The Fly in the Ointment

However, it may be easily observed in both history and nature that only a small subset of rulers, either animal or human, actually elect to behave this way; which might call into question whether a Golden Rule-based way of doing business is genuinely intuitive.

Either way, utility is not the reasoning to which the Lord Jesus appeals. In the long run, enlightened self-interest and even altruism are wholly inadequate motivations for goodness. It is only the security that comes from God the Father’s love for us and his very nature poured into our hearts that is sufficient to get the job done. Note that the Lord Jesus doesn’t tell his audience, “Do this because it works.” Rather, we are to do it whether it works or not. Only a truly Christian version of the Golden Rule teaches us to treat our enemies as we would wish to be treated, and even when they are determined to remain our enemies thereafter.

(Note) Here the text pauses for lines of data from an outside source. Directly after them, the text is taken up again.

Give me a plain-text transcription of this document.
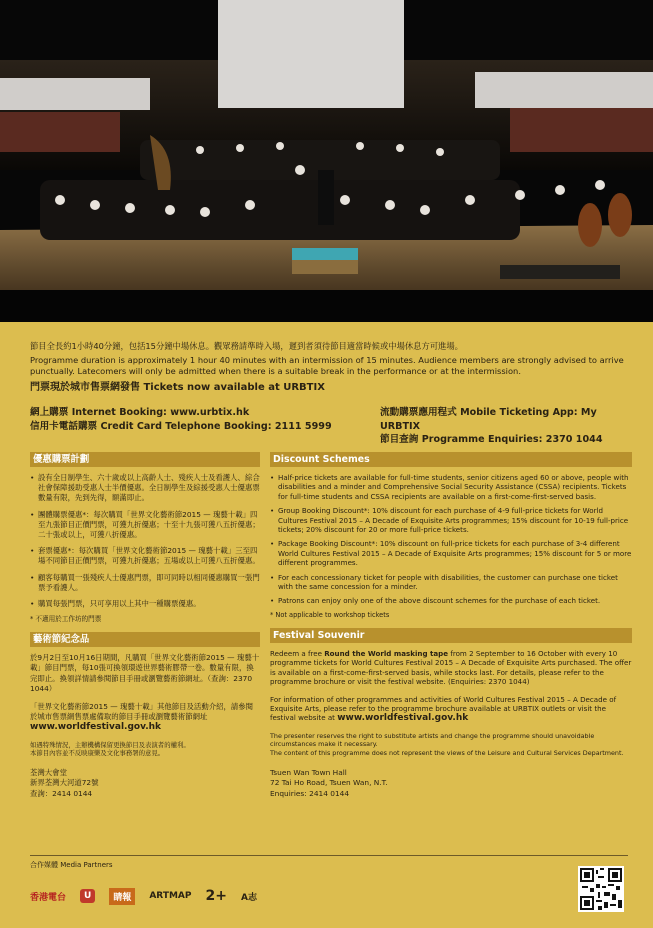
節目全長約1小時40分鐘，包括15分鐘中場休息。觀眾務請準時入場，遲到者須待節目適當時候或中場休息方可進場。
Programme duration is approximately 1 hour 40 minutes with an intermission of 15 minutes. Audience members are strongly advised to arrive punctually. Latecomers will only be admitted when there is a suitable break in the performance or at the intermission.
門票現於城市售票網發售 Tickets now available at URBTIX
網上購票 Internet Booking: www.urbtix.hk
信用卡電話購票 Credit Card Telephone Booking: 2111 5999
流動購票應用程式 Mobile Ticketing App: My URBTIX
節目查詢 Programme Enquiries: 2370 1044
優惠購票計劃
• 設有全日制學生、六十歲或以上高齡人士、殘疾人士及看護人、綜合社會保障援助受惠人士半價優惠。全日制學生及綜援受惠人士優惠票數量有限，先到先得，額滿即止。
• 團體購票優惠*：每次購買「世界文化藝術節2015 — 瑰藝十載」四至九張節目正價門票，可獲九折優惠；十至十九張可獲八五折優惠；二十張或以上，可獲八折優惠。
• 套票優惠*：每次購買「世界文化藝術節2015 — 瑰藝十載」三至四場不同節目正價門票，可獲九折優惠；五場或以上可獲八五折優惠。
• 顧客每購買一張殘疾人士優惠門票，即可同時以相同優惠購買一張門票予看護人。
• 購買每張門票，只可享用以上其中一種購票優惠。
* 不適用於工作坊的門票
藝術節紀念品
於9月2日至10月16日期間，凡購買「世界文化藝術節2015 — 瑰藝十載」節目門票，每10張可換領環遊世界藝術膠帶一卷。數量有限，換完即止。換領詳情請參閱節目手冊或瀏覽藝術節網址。（查詢：2370 1044）
「世界文化藝術節2015 — 瑰藝十載」其他節目及活動介紹，請參閱於城市售票網售票處備取的節目手冊或瀏覽藝術節網址www.worldfestival.gov.hk
如遇特殊情況，主辦機構保留更換節目及表演者的權利。
本節目內容並不反映康樂及文化事務署的意見。
荃灣大會堂
新界荃灣大河道72號
查詢：2414 0144
Discount Schemes
• Half-price tickets are available for full-time students, senior citizens aged 60 or above, people with disabilities and a minder and Comprehensive Social Security Assistance (CSSA) recipients. Tickets for full-time students and CSSA recipients are available on a first-come-first-served basis.
• Group Booking Discount*: 10% discount for each purchase of 4-9 full-price tickets for World Cultures Festival 2015 – A Decade of Exquisite Arts programmes; 15% discount for 10-19 full-price tickets; 20% discount for 20 or more full-price tickets.
• Package Booking Discount*: 10% discount on full-price tickets for each purchase of 3-4 different World Cultures Festival 2015 – A Decade of Exquisite Arts programmes; 15% discount for 5 or more different programmes.
• For each concessionary ticket for people with disabilities, the customer can purchase one ticket with the same concession for a minder.
• Patrons can enjoy only one of the above discount schemes for the purchase of each ticket.
* Not applicable to workshop tickets
Festival Souvenir
Redeem a free Round the World masking tape from 2 September to 16 October with every 10 programme tickets for World Cultures Festival 2015 – A Decade of Exquisite Arts purchased. The offer is available on a first-come-first-served basis, while stocks last. For details, please refer to the programme brochure or visit the festival website. (Enquiries: 2370 1044)
For information of other programmes and activities of World Cultures Festival 2015 – A Decade of Exquisite Arts, please refer to the programme brochure available at URBTIX outlets or visit the festival website at www.worldfestival.gov.hk
The presenter reserves the right to substitute artists and change the programme should unavoidable circumstances make it necessary.
The content of this programme does not represent the views of the Leisure and Cultural Services Department.
Tsuen Wan Town Hall
72 Tai Ho Road, Tsuen Wan, N.T.
Enquiries: 2414 0144
合作媒體 Media Partners
香港電台	U	睛報	ARTMAP 2+ A志
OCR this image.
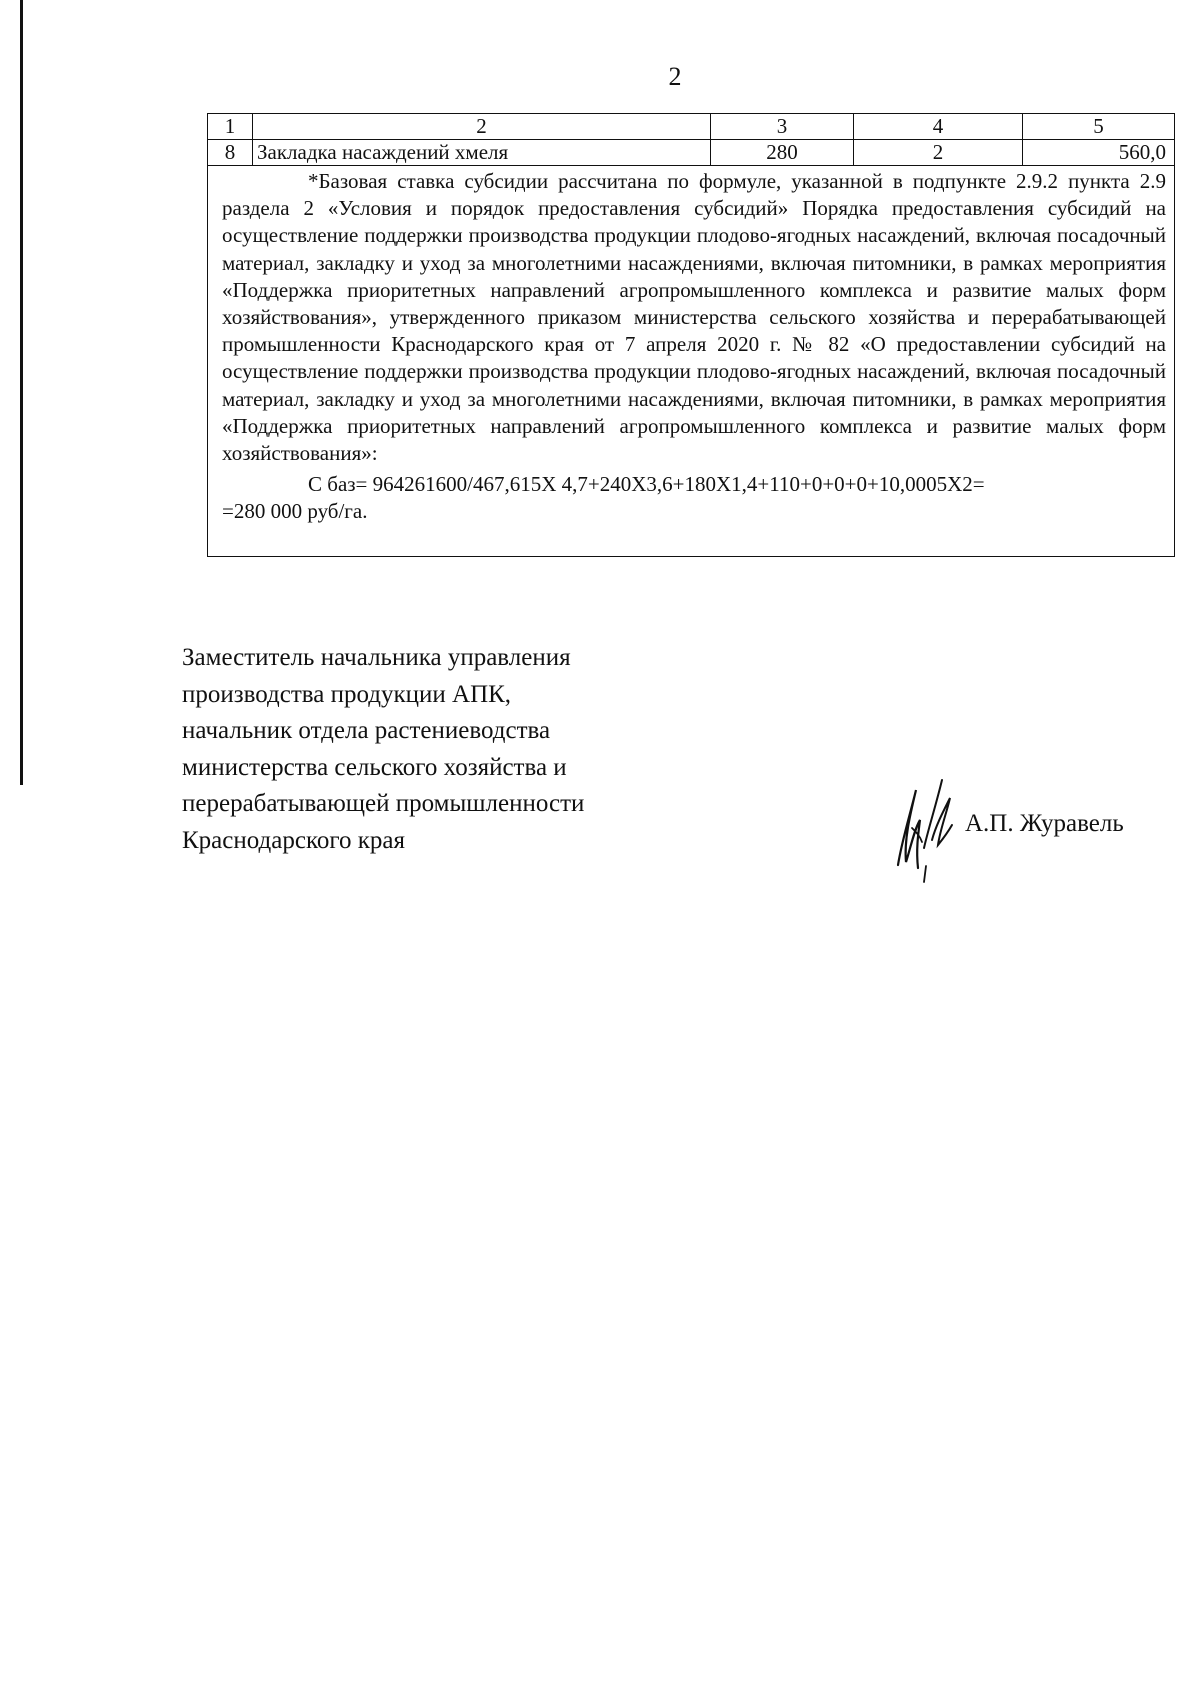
2
1	2	3	4	5
8	Закладка насаждений хмеля	280	2	560,0

*Базовая ставка субсидии рассчитана по формуле, указанной в подпункте 2.9.2 пункта 2.9 раздела 2 «Условия и порядок предоставления субсидий» Порядка предоставления субсидий на осуществление поддержки производства продукции плодово-ягодных насаждений, включая посадочный материал, закладку и уход за многолетними насаждениями, включая питомники, в рамках мероприятия «Поддержка приоритетных направлений агропромышленного комплекса и развитие малых форм хозяйствования», утвержденного приказом министерства сельского хозяйства и перерабатывающей промышленности Краснодарского края от 7 апреля 2020 г. № 82 «О предоставлении субсидий на осуществление поддержки производства продукции плодово-ягодных насаждений, включая посадочный материал, закладку и уход за многолетними насаждениями, включая питомники, в рамках мероприятия «Поддержка приоритетных направлений агропромышленного комплекса и развитие малых форм хозяйствования»:

С баз= 964261600/467,615Х 4,7+240Х3,6+180Х1,4+110+0+0+0+10,0005Х2=

=280 000 руб/га.				

Заместитель начальника управления
производства продукции АПК,
начальник отдела растениеводства
министерства сельского хозяйства и
перерабатывающей промышленности
Краснодарского края
А.П. Журавель
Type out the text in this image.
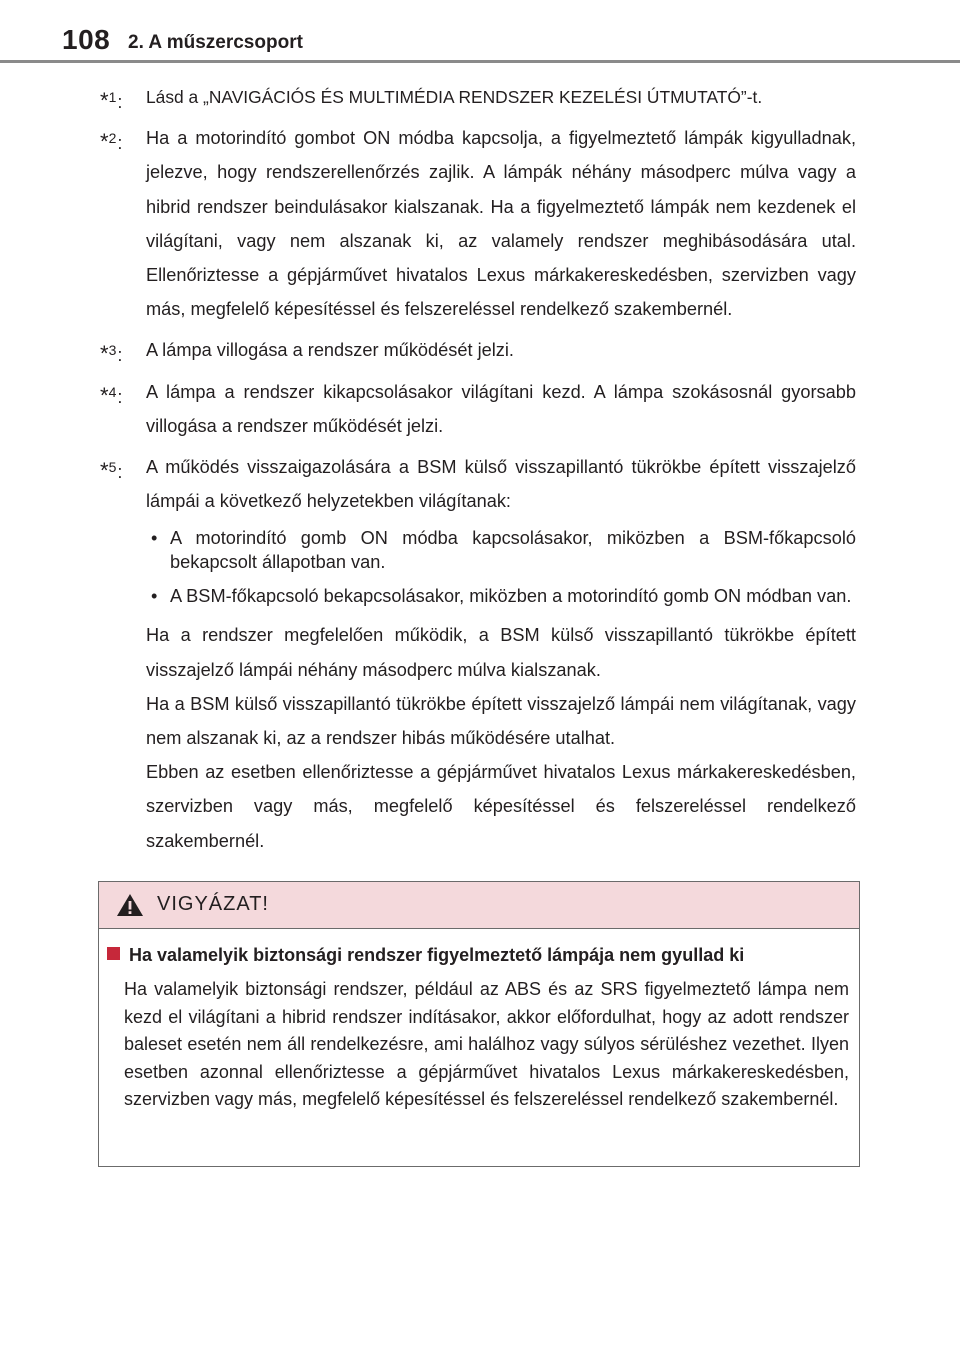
108 2. A műszercsoport
*$^1$:	Lásd a „NAVIGÁCIÓS ÉS MULTIMÉDIA RENDSZER KEZELÉSI ÚTMUTATÓ”-t.
*$^2$:	Ha a motorindító gombot ON módba kapcsolja, a figyelmeztető lámpák kigyulladnak, jelezve, hogy rendszerellenőrzés zajlik. A lámpák néhány másodperc múlva vagy a hibrid rendszer beindulásakor kialszanak. Ha a figyelmeztető lámpák nem kezdenek el világítani, vagy nem alszanak ki, az valamely rendszer meghibásodására utal. Ellenőriztesse a gépjárművet hivatalos Lexus márkakereskedésben, szervizben vagy más, megfelelő képesítéssel és felszereléssel rendelkező szakembernél.
*$^3$:	A lámpa villogása a rendszer működését jelzi.
*$^4$:	A lámpa a rendszer kikapcsolásakor világítani kezd. A lámpa szokásosnál gyorsabb villogása a rendszer működését jelzi.
*$^5$:	A működés visszaigazolására a BSM külső visszapillantó tükrökbe épített visszajelző lámpái a következő helyzetekben világítanak:
• A motorindító gomb ON módba kapcsolásakor, miközben a BSM-főkapcsoló bekapcsolt állapotban van.
• A BSM-főkapcsoló bekapcsolásakor, miközben a motorindító gomb ON módban van.
Ha a rendszer megfelelően működik, a BSM külső visszapillantó tükrökbe épített visszajelző lámpái néhány másodperc múlva kialszanak.
Ha a BSM külső visszapillantó tükrökbe épített visszajelző lámpái nem világítanak, vagy nem alszanak ki, az a rendszer hibás működésére utalhat.
Ebben az esetben ellenőriztesse a gépjárművet hivatalos Lexus márkakereskedésben, szervizben vagy más, megfelelő képesítéssel és felszereléssel rendelkező szakembernél.
VIGYÁZAT!
Ha valamelyik biztonsági rendszer figyelmeztető lámpája nem gyullad ki
Ha valamelyik biztonsági rendszer, például az ABS és az SRS figyelmeztető lámpa nem kezd el világítani a hibrid rendszer indításakor, akkor előfordulhat, hogy az adott rendszer baleset esetén nem áll rendelkezésre, ami halálhoz vagy súlyos sérüléshez vezethet. Ilyen esetben azonnal ellenőriztesse a gépjárművet hivatalos Lexus márkakereskedésben, szervizben vagy más, megfelelő képesítéssel és felszereléssel rendelkező szakembernél.
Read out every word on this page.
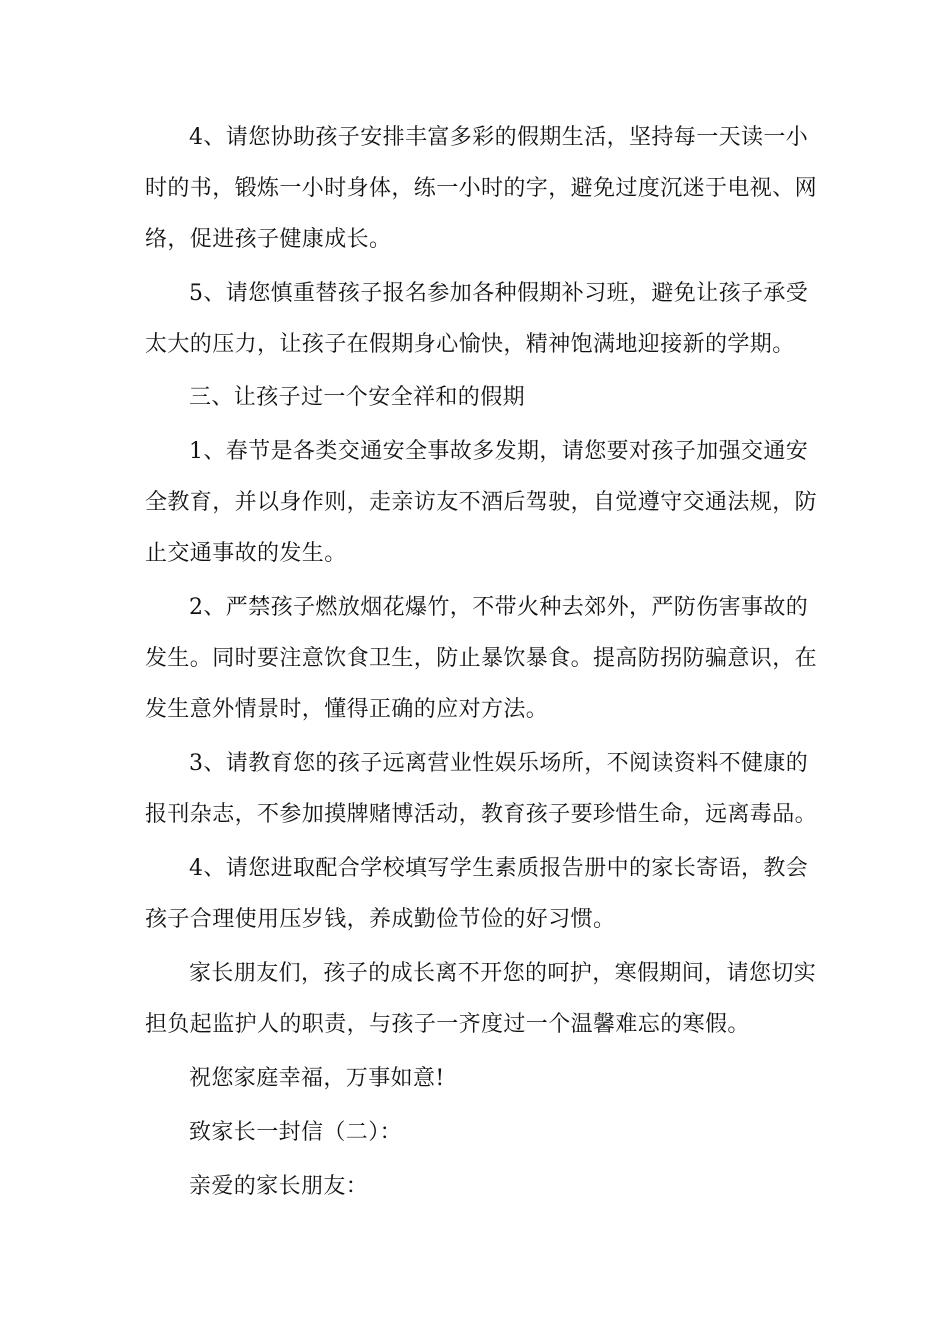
4、请您协助孩子安排丰富多彩的假期生活，坚持每一天读一小
时的书，锻炼一小时身体，练一小时的字，避免过度沉迷于电视、网
络，促进孩子健康成长。
5、请您慎重替孩子报名参加各种假期补习班，避免让孩子承受
太大的压力，让孩子在假期身心愉快，精神饱满地迎接新的学期。
三、让孩子过一个安全祥和的假期
1、春节是各类交通安全事故多发期，请您要对孩子加强交通安
全教育，并以身作则，走亲访友不酒后驾驶，自觉遵守交通法规，防
止交通事故的发生。
2、严禁孩子燃放烟花爆竹，不带火种去郊外，严防伤害事故的
发生。同时要注意饮食卫生，防止暴饮暴食。提高防拐防骗意识，在
发生意外情景时，懂得正确的应对方法。
3、请教育您的孩子远离营业性娱乐场所，不阅读资料不健康的
报刊杂志，不参加摸牌赌博活动，教育孩子要珍惜生命，远离毒品。
4、请您进取配合学校填写学生素质报告册中的家长寄语，教会
孩子合理使用压岁钱，养成勤俭节俭的好习惯。
家长朋友们，孩子的成长离不开您的呵护，寒假期间，请您切实
担负起监护人的职责，与孩子一齐度过一个温馨难忘的寒假。
祝您家庭幸福，万事如意!
致家长一封信（二）：
亲爱的家长朋友：
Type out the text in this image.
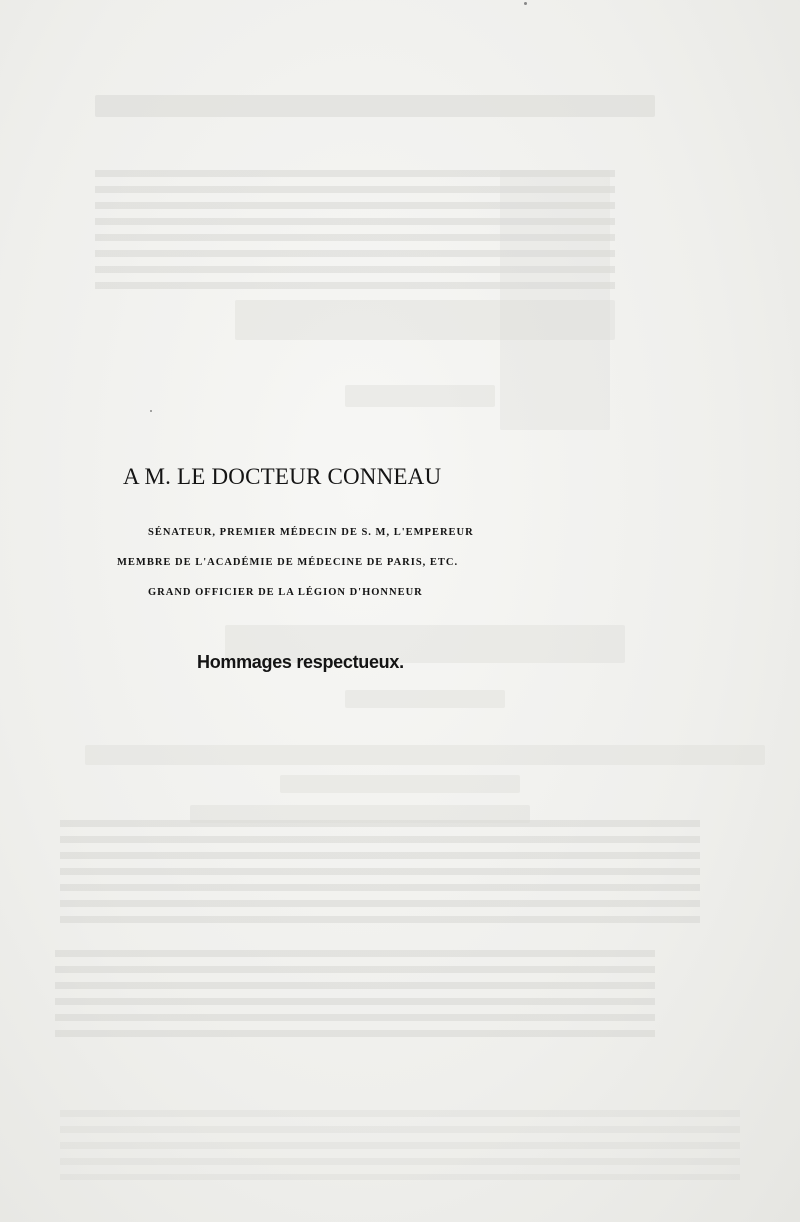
A M. LE DOCTEUR CONNEAU
SÉNATEUR, PREMIER MÉDECIN DE S. M, L'EMPEREUR
MEMBRE DE L'ACADÉMIE DE MÉDECINE DE PARIS, ETC.
GRAND OFFICIER DE LA LÉGION D'HONNEUR
Hommages respectueux.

Followers of Christ don’t obey him because obedience works out better for us. We obey because of who God is, and who we have become as a result.


  1. Peterson has so much to say that is good and worthwhile. Much of it leads to an enhanced respect for scripture and has certainly pointed even atheists to reading and reconsidering the wisdom of the book. I'm grateful in large measure for the influence Peterson has and what it's producing.

    But Peterson also reminds me quite frequently of something C.S. Lewis pointed out: "he who sees through everything, sees nothing". While he regards them as good and noble, Peterson is constantly looking past both the bible and the person of Christ as if they pointed to an even deeper / and better truth. And in doing so, he constantly misses the real aim of the borrowed wisdom he shares. It's a sad and uncommon oversight with some real side benefits, but it's an oversight still.

    1. Yes. The longer you hear him speak, the more the essential poverty of a worldview without a literal Jesus Christ becomes apparent.

    2. That's one of the most accurate and perceptive summations of JP's problem that I've seen, Bernie. Being a Jungian, JP is constantly trying to look "behind it all," to find a universal set of symbols. And that works pretty well with some mythic traditions, because all mythic traditions really are is the (to one degree or another) errant attempts by humans to articulate the moral realities that are out there, objectively, prior to all their attempts. JP works very hard to translate all that for them.

      The problem is this: how did it happen that we ended up in a universe that composed of any such symbol-set? For according to Evolutionism or Materialism, we should expect nothing "behind" it all at all. It is surely the most surprising fact of all that we find ourselves in a universe of minutely balanced physical constants, governed by physical laws, sortable by logic, available to science, with morality in it, and full of symbolic indications of deeper truths.

      Yet one fact accounts for it all: "In the beginning was the Word." In trying to look "through" everything, JP's actually looked past the Logos, doubled around, and mistaken the symbols themselves for the ultimate truth. He's gone right "through" the One who is THE Truth, and ended up with nothing more that the handful of mythic symbols that were intended to point to Him in the first place.

      This is the danger of intellectualism: that we can think that when we see "more" than other people do, that means we're being right. But we may just be being too clever by half.

  2. That, and this: myth and metaphor can point you in the right direction, but they can neither empower you on your journey nor bless you at the end of it.

    Worse, you can't have a relationship with either a myth or a metaphor.